The UN refugee agency, UNHCR said earlier that some 150 people possibly drowned.
"The worst Mediterranean tragedy of this year has just occurred," UNHCR head Filippo Grandi wrote in a tweet.
The worst Mediterranean tragedy of this year has just occurred. Restoring rescue at sea, ending refugee+migrant detention in Libya, increasing safe pathways out of Libya must happen NOW, before it is too late for many more desperate people. https://t.co/XuZJpDtZfv
According to Libyan Navy spokesman Ayoub Qassem, there were 250 people aboard the wooden boat, mainly from Eritrea and other sub-Saharan African countries, as well as Arab countries.
People from all over the African continent and the Arab world aim for Libya in order to travel across the Mediterranean to reach Europe.
This shipwreck brings the total of drowned migrant to more than 600 this year, according to spokesman Charlie Yaxley.
"Until we address the reasons why people take these dangerous boat journeys, sadly, this is unlikely to be the last tragedy like this that we see," he said.
He added that those who were rescued will be put in dangerous migrant detention centers in Libya and called for them not to be housed there.

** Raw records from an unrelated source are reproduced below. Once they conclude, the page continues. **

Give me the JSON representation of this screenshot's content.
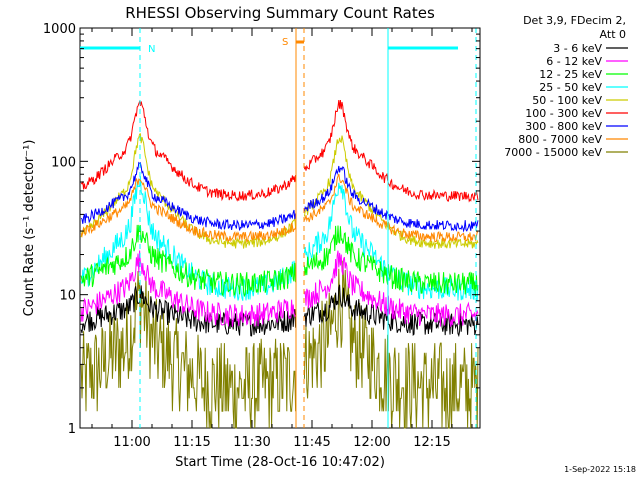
{
  "chart_data": {
    "type": "line",
    "title": "RHESSI Observing Summary Count Rates",
    "xlabel": "Start Time (28-Oct-16 10:47:02)",
    "ylabel": "Count Rate (s⁻¹ detector⁻¹)",
    "y_scale": "log",
    "ylim": [
      1,
      1000
    ],
    "xlim": [
      "10:47",
      "12:27"
    ],
    "x_ticks": [
      "11:00",
      "11:15",
      "11:30",
      "11:45",
      "12:00",
      "12:15"
    ],
    "y_ticks": [
      "1",
      "10",
      "100",
      "1000"
    ],
    "legend_header": [
      "Det 3,9, FDecim 2,",
      "Att 0"
    ],
    "legend_position": "right",
    "series": [
      {
        "name": "3 - 6 keV",
        "color": "#000000",
        "baseline": 6,
        "peak": 10
      },
      {
        "name": "6 - 12 keV",
        "color": "#ff00ff",
        "baseline": 7,
        "peak": 18
      },
      {
        "name": "12 - 25 keV",
        "color": "#00ff00",
        "baseline": 12,
        "peak": 30
      },
      {
        "name": "25 - 50 keV",
        "color": "#00ffff",
        "baseline": 11,
        "peak": 70
      },
      {
        "name": "50 - 100 keV",
        "color": "#cccc00",
        "baseline": 24,
        "peak": 150
      },
      {
        "name": "100 - 300 keV",
        "color": "#ff0000",
        "baseline": 55,
        "peak": 270
      },
      {
        "name": "300 - 800 keV",
        "color": "#0000ff",
        "baseline": 33,
        "peak": 90
      },
      {
        "name": "800 - 7000 keV",
        "color": "#ff8800",
        "baseline": 27,
        "peak": 75
      },
      {
        "name": "7000 - 15000 keV",
        "color": "#808000",
        "baseline": 2,
        "peak": 9
      }
    ],
    "peaks_time": [
      "11:02",
      "11:52"
    ],
    "markers": [
      {
        "label": "N",
        "color": "#00ffff",
        "time": "11:02",
        "style": "dashed"
      },
      {
        "label": "S",
        "color": "#ff8800",
        "time": "11:41",
        "style": "solid"
      }
    ]
  },
  "footer": {
    "date_stamp": "1-Sep-2022 15:18"
  }
}
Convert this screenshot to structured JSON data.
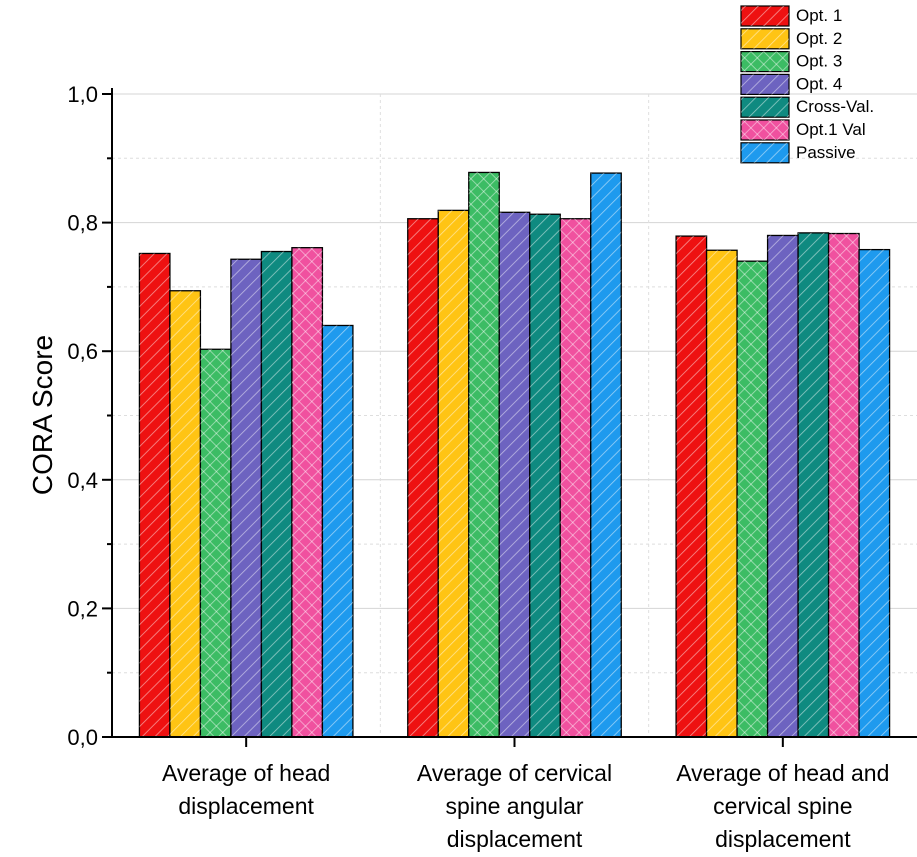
{
  "chart_data": {
    "type": "bar",
    "ylabel": "CORA Score",
    "xlabel": "",
    "ylim": [
      0,
      1.0
    ],
    "yticks": [
      "0,0",
      "0,2",
      "0,4",
      "0,6",
      "0,8",
      "1,0"
    ],
    "grid": true,
    "legend_position": "top-right",
    "categories": [
      [
        "Average of head",
        "displacement"
      ],
      [
        "Average of cervical",
        "spine angular",
        "displacement"
      ],
      [
        "Average of head and",
        "cervical spine",
        "displacement"
      ]
    ],
    "series": [
      {
        "name": "Opt. 1",
        "color": "#ee1111",
        "values": [
          0.752,
          0.806,
          0.779
        ]
      },
      {
        "name": "Opt. 2",
        "color": "#ffc414",
        "values": [
          0.694,
          0.819,
          0.757
        ]
      },
      {
        "name": "Opt. 3",
        "color": "#3cbc64",
        "values": [
          0.603,
          0.878,
          0.74
        ]
      },
      {
        "name": "Opt. 4",
        "color": "#6d63c0",
        "values": [
          0.743,
          0.816,
          0.78
        ]
      },
      {
        "name": "Cross-Val.",
        "color": "#0f8a80",
        "values": [
          0.755,
          0.813,
          0.784
        ]
      },
      {
        "name": "Opt.1 Val",
        "color": "#f0519f",
        "values": [
          0.761,
          0.806,
          0.783
        ]
      },
      {
        "name": "Passive",
        "color": "#1e9aee",
        "values": [
          0.64,
          0.877,
          0.758
        ]
      }
    ]
  }
}
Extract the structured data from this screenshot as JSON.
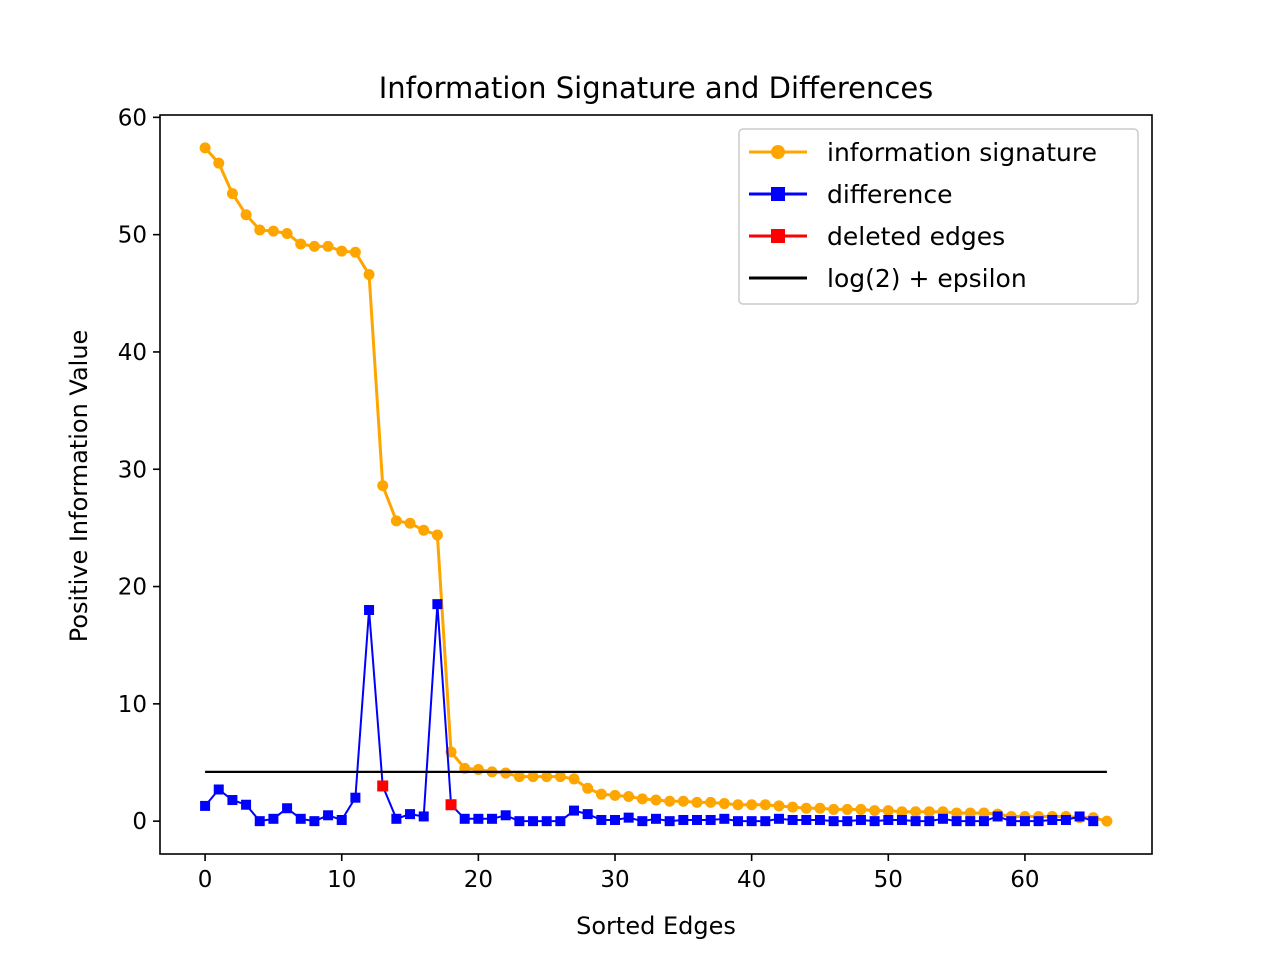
{
  "chart_data": {
    "type": "line",
    "title": "Information Signature and Differences",
    "xlabel": "Sorted Edges",
    "ylabel": "Positive Information Value",
    "xlim": [
      -3.3,
      69.3
    ],
    "ylim": [
      -2.8,
      60.2
    ],
    "xticks": [
      0,
      10,
      20,
      30,
      40,
      50,
      60
    ],
    "yticks": [
      0,
      10,
      20,
      30,
      40,
      50,
      60
    ],
    "grid": false,
    "legend_position": "top-right",
    "series": [
      {
        "name": "information signature",
        "color": "#ffa500",
        "marker": "circle",
        "x": [
          0,
          1,
          2,
          3,
          4,
          5,
          6,
          7,
          8,
          9,
          10,
          11,
          12,
          13,
          14,
          15,
          16,
          17,
          18,
          19,
          20,
          21,
          22,
          23,
          24,
          25,
          26,
          27,
          28,
          29,
          30,
          31,
          32,
          33,
          34,
          35,
          36,
          37,
          38,
          39,
          40,
          41,
          42,
          43,
          44,
          45,
          46,
          47,
          48,
          49,
          50,
          51,
          52,
          53,
          54,
          55,
          56,
          57,
          58,
          59,
          60,
          61,
          62,
          63,
          64,
          65,
          66
        ],
        "values": [
          57.4,
          56.1,
          53.5,
          51.7,
          50.4,
          50.3,
          50.1,
          49.2,
          49.0,
          49.0,
          48.6,
          48.5,
          46.6,
          28.6,
          25.6,
          25.4,
          24.8,
          24.4,
          5.9,
          4.5,
          4.4,
          4.2,
          4.1,
          3.8,
          3.8,
          3.8,
          3.8,
          3.6,
          2.8,
          2.3,
          2.2,
          2.1,
          1.9,
          1.8,
          1.7,
          1.7,
          1.6,
          1.6,
          1.5,
          1.4,
          1.4,
          1.4,
          1.3,
          1.2,
          1.1,
          1.1,
          1.0,
          1.0,
          1.0,
          0.9,
          0.9,
          0.8,
          0.8,
          0.8,
          0.8,
          0.7,
          0.7,
          0.7,
          0.6,
          0.4,
          0.4,
          0.4,
          0.4,
          0.4,
          0.3,
          0.3,
          0.0
        ]
      },
      {
        "name": "difference",
        "color": "#0000ff",
        "marker": "square",
        "x": [
          0,
          1,
          2,
          3,
          4,
          5,
          6,
          7,
          8,
          9,
          10,
          11,
          12,
          13,
          14,
          15,
          16,
          17,
          18,
          19,
          20,
          21,
          22,
          23,
          24,
          25,
          26,
          27,
          28,
          29,
          30,
          31,
          32,
          33,
          34,
          35,
          36,
          37,
          38,
          39,
          40,
          41,
          42,
          43,
          44,
          45,
          46,
          47,
          48,
          49,
          50,
          51,
          52,
          53,
          54,
          55,
          56,
          57,
          58,
          59,
          60,
          61,
          62,
          63,
          64,
          65
        ],
        "values": [
          1.3,
          2.7,
          1.8,
          1.4,
          0.0,
          0.2,
          1.1,
          0.2,
          0.0,
          0.5,
          0.1,
          2.0,
          18.0,
          3.0,
          0.2,
          0.6,
          0.4,
          18.5,
          1.4,
          0.2,
          0.2,
          0.2,
          0.5,
          0.0,
          0.0,
          0.0,
          0.0,
          0.9,
          0.6,
          0.1,
          0.1,
          0.3,
          0.0,
          0.2,
          0.0,
          0.1,
          0.1,
          0.1,
          0.2,
          0.0,
          0.0,
          0.0,
          0.2,
          0.1,
          0.1,
          0.1,
          0.0,
          0.0,
          0.1,
          0.0,
          0.1,
          0.1,
          0.0,
          0.0,
          0.2,
          0.0,
          0.0,
          0.0,
          0.4,
          0.0,
          0.0,
          0.0,
          0.1,
          0.1,
          0.4,
          0.0
        ]
      },
      {
        "name": "deleted edges",
        "color": "#ff0000",
        "marker": "square",
        "x": [
          13,
          18
        ],
        "values": [
          3.0,
          1.4
        ]
      },
      {
        "name": "log(2) + epsilon",
        "color": "#000000",
        "marker": "none",
        "x": [
          0,
          66
        ],
        "values": [
          4.2,
          4.2
        ]
      }
    ]
  }
}
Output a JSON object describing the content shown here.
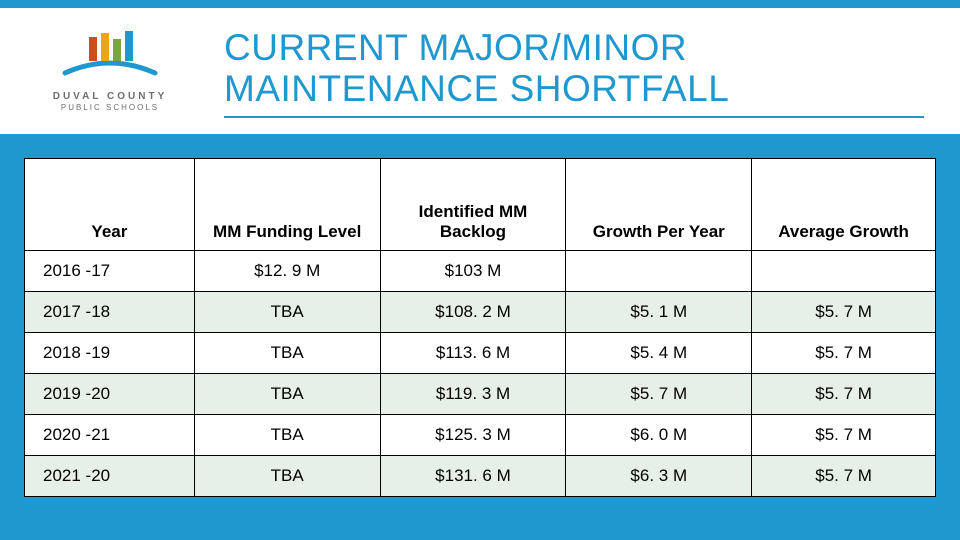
{
  "logo": {
    "line1": "DUVAL COUNTY",
    "line2": "PUBLIC SCHOOLS",
    "bar_colors": [
      "#c94f1e",
      "#e6a817",
      "#7aa642",
      "#1f97cf"
    ],
    "arc_color": "#1f97cf"
  },
  "title": {
    "line1": "CURRENT MAJOR/MINOR",
    "line2": "MAINTENANCE SHORTFALL"
  },
  "colors": {
    "accent": "#1f97cf",
    "alt_row": "#e6f0e8",
    "border": "#000000",
    "bg": "#ffffff"
  },
  "table": {
    "columns": [
      "Year",
      "MM Funding Level",
      "Identified MM Backlog",
      "Growth Per Year",
      "Average Growth"
    ],
    "rows": [
      {
        "alt": false,
        "cells": [
          "2016 -17",
          "$12. 9 M",
          "$103 M",
          "",
          ""
        ]
      },
      {
        "alt": true,
        "cells": [
          "2017 -18",
          "TBA",
          "$108. 2 M",
          "$5. 1 M",
          "$5. 7 M"
        ]
      },
      {
        "alt": false,
        "cells": [
          "2018 -19",
          "TBA",
          "$113. 6 M",
          "$5. 4 M",
          "$5. 7 M"
        ]
      },
      {
        "alt": true,
        "cells": [
          "2019 -20",
          "TBA",
          "$119. 3 M",
          "$5. 7 M",
          "$5. 7 M"
        ]
      },
      {
        "alt": false,
        "cells": [
          "2020 -21",
          "TBA",
          "$125. 3 M",
          "$6. 0 M",
          "$5. 7 M"
        ]
      },
      {
        "alt": true,
        "cells": [
          "2021 -20",
          "TBA",
          "$131. 6 M",
          "$6. 3 M",
          "$5. 7 M"
        ]
      }
    ]
  }
}
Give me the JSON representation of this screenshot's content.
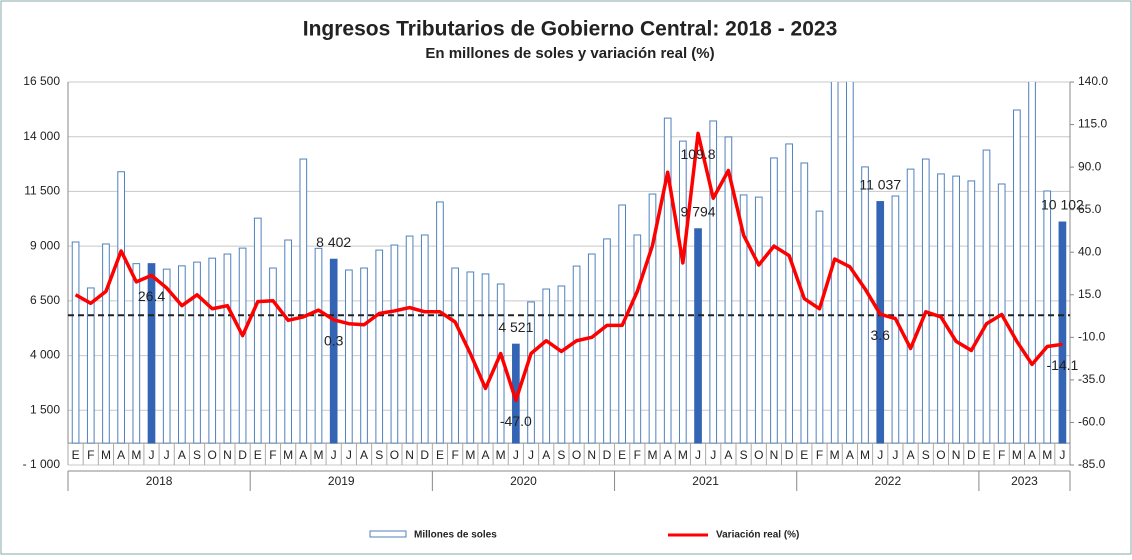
{
  "chart_data": {
    "type": "bar-line",
    "title": "Ingresos Tributarios de Gobierno Central: 2018 - 2023",
    "subtitle": "En millones de soles y variación real (%)",
    "categories": [
      "E",
      "F",
      "M",
      "A",
      "M",
      "J",
      "J",
      "A",
      "S",
      "O",
      "N",
      "D",
      "E",
      "F",
      "M",
      "A",
      "M",
      "J",
      "J",
      "A",
      "S",
      "O",
      "N",
      "D",
      "E",
      "F",
      "M",
      "A",
      "M",
      "J",
      "J",
      "A",
      "S",
      "O",
      "N",
      "D",
      "E",
      "F",
      "M",
      "A",
      "M",
      "J",
      "J",
      "A",
      "S",
      "O",
      "N",
      "D",
      "E",
      "F",
      "M",
      "A",
      "M",
      "J",
      "J",
      "A",
      "S",
      "O",
      "N",
      "D",
      "E",
      "F",
      "M",
      "A",
      "M",
      "J"
    ],
    "groups": [
      {
        "name": "2018",
        "count": 12
      },
      {
        "name": "2019",
        "count": 12
      },
      {
        "name": "2020",
        "count": 12
      },
      {
        "name": "2021",
        "count": 12
      },
      {
        "name": "2022",
        "count": 12
      },
      {
        "name": "2023",
        "count": 6
      }
    ],
    "series": [
      {
        "name": "Millones de soles",
        "color": "#4f81bd",
        "highlight_color": "#3465b5",
        "highlight_indices": [
          5,
          17,
          29,
          41,
          53,
          65
        ],
        "values": [
          9190,
          7090,
          9100,
          12400,
          8200,
          8200,
          7950,
          8100,
          8270,
          8450,
          8640,
          8910,
          10280,
          8000,
          9280,
          12980,
          8900,
          8402,
          7910,
          8000,
          8820,
          9050,
          9460,
          9510,
          11020,
          8000,
          7820,
          7730,
          7270,
          4521,
          6450,
          7040,
          7180,
          8090,
          8640,
          9330,
          10880,
          9510,
          11380,
          14850,
          13800,
          9794,
          14720,
          13990,
          11340,
          11240,
          13030,
          13670,
          12800,
          10600,
          17000,
          17000,
          12620,
          11037,
          11290,
          12520,
          12980,
          12300,
          12200,
          11980,
          13390,
          11840,
          15220,
          17000,
          11520,
          10102
        ],
        "value_labels": [
          null,
          null,
          null,
          null,
          null,
          null,
          null,
          null,
          null,
          null,
          null,
          null,
          null,
          null,
          null,
          null,
          null,
          "8 402",
          null,
          null,
          null,
          null,
          null,
          null,
          null,
          null,
          null,
          null,
          null,
          "4 521",
          null,
          null,
          null,
          null,
          null,
          null,
          null,
          null,
          null,
          null,
          null,
          "9 794",
          null,
          null,
          null,
          null,
          null,
          null,
          null,
          null,
          null,
          null,
          null,
          "11 037",
          null,
          null,
          null,
          null,
          null,
          null,
          null,
          null,
          null,
          null,
          null,
          "10 102"
        ]
      },
      {
        "name": "Variación real (%)",
        "color": "#ff0000",
        "axis": "y2",
        "values": [
          15,
          10,
          17,
          40.7,
          22.6,
          26.4,
          19,
          8.6,
          15,
          6.8,
          8.6,
          -9,
          11,
          11.5,
          0,
          2,
          6,
          0.3,
          -2,
          -2.6,
          4,
          5.5,
          7.5,
          5,
          5,
          -1,
          -19.5,
          -40,
          -19.5,
          -47,
          -19.5,
          -12,
          -18.3,
          -12,
          -10,
          -3,
          -3,
          17,
          44,
          87,
          33.7,
          109.8,
          71.7,
          88,
          50,
          32.5,
          43.6,
          38,
          12.7,
          6.8,
          36,
          31.4,
          18.5,
          3.6,
          1,
          -16.5,
          5,
          2,
          -12.4,
          -17.7,
          -2,
          3.4,
          -12.4,
          -25.9,
          -15.4,
          -14.1
        ],
        "value_labels": [
          null,
          null,
          null,
          null,
          null,
          "26.4",
          null,
          null,
          null,
          null,
          null,
          null,
          null,
          null,
          null,
          null,
          null,
          "0.3",
          null,
          null,
          null,
          null,
          null,
          null,
          null,
          null,
          null,
          null,
          null,
          "-47.0",
          null,
          null,
          null,
          null,
          null,
          null,
          null,
          null,
          null,
          null,
          null,
          "109.8",
          null,
          null,
          null,
          null,
          null,
          null,
          null,
          null,
          null,
          null,
          null,
          "3.6",
          null,
          null,
          null,
          null,
          null,
          null,
          null,
          null,
          null,
          null,
          null,
          "-14.1"
        ]
      }
    ],
    "reference_line": {
      "axis": "y2",
      "value": 3
    },
    "ylim": [
      -1000,
      16500
    ],
    "yticks": [
      {
        "value": -1000,
        "label": "- 1 000"
      },
      {
        "value": 1500,
        "label": "1 500"
      },
      {
        "value": 4000,
        "label": "4 000"
      },
      {
        "value": 6500,
        "label": "6 500"
      },
      {
        "value": 9000,
        "label": "9 000"
      },
      {
        "value": 11500,
        "label": "11 500"
      },
      {
        "value": 14000,
        "label": "14 000"
      },
      {
        "value": 16500,
        "label": "16 500"
      }
    ],
    "y2lim": [
      -85,
      140
    ],
    "y2ticks": [
      {
        "value": -85,
        "label": "-85.0"
      },
      {
        "value": -60,
        "label": "-60.0"
      },
      {
        "value": -35,
        "label": "-35.0"
      },
      {
        "value": -10,
        "label": "-10.0"
      },
      {
        "value": 15,
        "label": "15.0"
      },
      {
        "value": 40,
        "label": "40.0"
      },
      {
        "value": 65,
        "label": "65.0"
      },
      {
        "value": 90,
        "label": "90.0"
      },
      {
        "value": 115,
        "label": "115.0"
      },
      {
        "value": 140,
        "label": "140.0"
      }
    ],
    "grid": true
  }
}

"We know that inside these detention centres there's insufficient food, water, often unsanitary conditions, there have been widespread reports of human rights violations taking place," he said.
One detention centre was bombed earlier in July, killing more than 50 people inside. UNHCR said it has been closed, but those who are rescued by the sea are still sent there.
Politicians in the European Union have been accused of not dealing with the situation preferring to let people die as slaves or in inhumane conditions instead of dealing with the immigration issue.
More than one million refugees and migrants came to Europe in 2015.